Recessão nos EUA, desaceleração no mundo - Neste cenário, nos EUA o mercado imobiliário pioraria muito e o crédito ficaria mais caro. Com isso o consumidor reduziria suas compras substancialmente, dado que haveria queda do emprego ao longo dos meses até o final do ano. O Fed reduziria os juros de forma substancial, o que minimizaria o tamanho e a extensão da recessão (alguns acham que o Fed até poderia evitar este cenário por completo). Neste caso, o descolamento do resto do mundo em relação aos EUA não resistiria. A China desaceleraria em função da queda do seu saldo na balança comercial, apesar da alta taxa de investimento. A Europa desaceleraria também (menos que os EUA, mas mais que a China). As commodities cairiam, afetando a balança comercial do Brasil, que teria um crescimento bem menor no ano que vem. Os fluxos de capital para investimentos também se retrairiam.

A prosperidade continua inabalada - Neste cenário, a crise financeira e os problemas no mercado imobiliário teriam um desfecho melhor que o esperado. O consumidor norte-americano manteria o comportamento dos últimos anos, estimulando o crescimento no mundo. O emprego cresceria a taxas saudáveis nos EUA. O resto do mundo conservaria o ritmo forte de crescimento, assim como o Brasil. O saldo da balança comercial cairia com mais importações, mas o fluxo na conta de capitais continuaria firme.

Hoje não há como descartar nenhum dos cenários acima. Alguns economistas acreditam que os bancos centrais serão capazes de evitar o pior cenário de recessão por meio de cortes nos juros. Mas poucos crêem que o mundo volte a funcionar como antes da crise.

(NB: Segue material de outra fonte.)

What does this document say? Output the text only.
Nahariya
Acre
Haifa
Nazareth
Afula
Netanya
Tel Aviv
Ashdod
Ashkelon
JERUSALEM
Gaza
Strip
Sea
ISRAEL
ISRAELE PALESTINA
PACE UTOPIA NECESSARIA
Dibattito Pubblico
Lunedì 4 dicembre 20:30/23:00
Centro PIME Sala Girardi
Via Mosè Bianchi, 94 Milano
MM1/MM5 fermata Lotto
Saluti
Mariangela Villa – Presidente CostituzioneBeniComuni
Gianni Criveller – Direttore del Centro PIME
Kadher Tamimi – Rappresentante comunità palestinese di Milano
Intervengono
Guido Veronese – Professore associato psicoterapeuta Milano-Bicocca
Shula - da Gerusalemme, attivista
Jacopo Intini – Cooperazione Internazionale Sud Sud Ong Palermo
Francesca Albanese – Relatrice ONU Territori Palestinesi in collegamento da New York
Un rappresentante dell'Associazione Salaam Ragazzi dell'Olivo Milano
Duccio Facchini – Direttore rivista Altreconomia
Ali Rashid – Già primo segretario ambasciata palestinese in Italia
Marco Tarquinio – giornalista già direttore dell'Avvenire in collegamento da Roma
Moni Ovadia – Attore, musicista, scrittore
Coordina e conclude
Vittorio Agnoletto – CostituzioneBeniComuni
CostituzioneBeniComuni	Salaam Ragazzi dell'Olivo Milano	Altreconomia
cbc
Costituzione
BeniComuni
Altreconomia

Em suma, há atualmente uma incerteza elevada sobre qual será o cenário futuro para as economias norte-americana e mundial. No Brasil, atua-se como se o único cenário possível fosse a perpetuação da prosperidade dos últimos anos no futuro. Um exemplo é o orçamento do governo para 2008, com um aumento considerável nos gastos (acima do crescimento do PIB), a serem financiados com estimativas de receitas crescentes com base numa carga tributária cada vez maior. Ao mesmo tempo, nota-se pouca disposição política para avançar nas reformas (tributária, previdenciária, limite de gastos, etc.) que serão necessárias para o crescimento sustentado no Brasil em qualquer cenário. Para complementar, indo contra o necessário, somos informados de que o partido do governo quer andar para trás, rediscutir a parte do Brasil que dá certo: as companhias privadas que investem (ao contrário do governo), crescem e geram empregos e divisas para o País. É mole?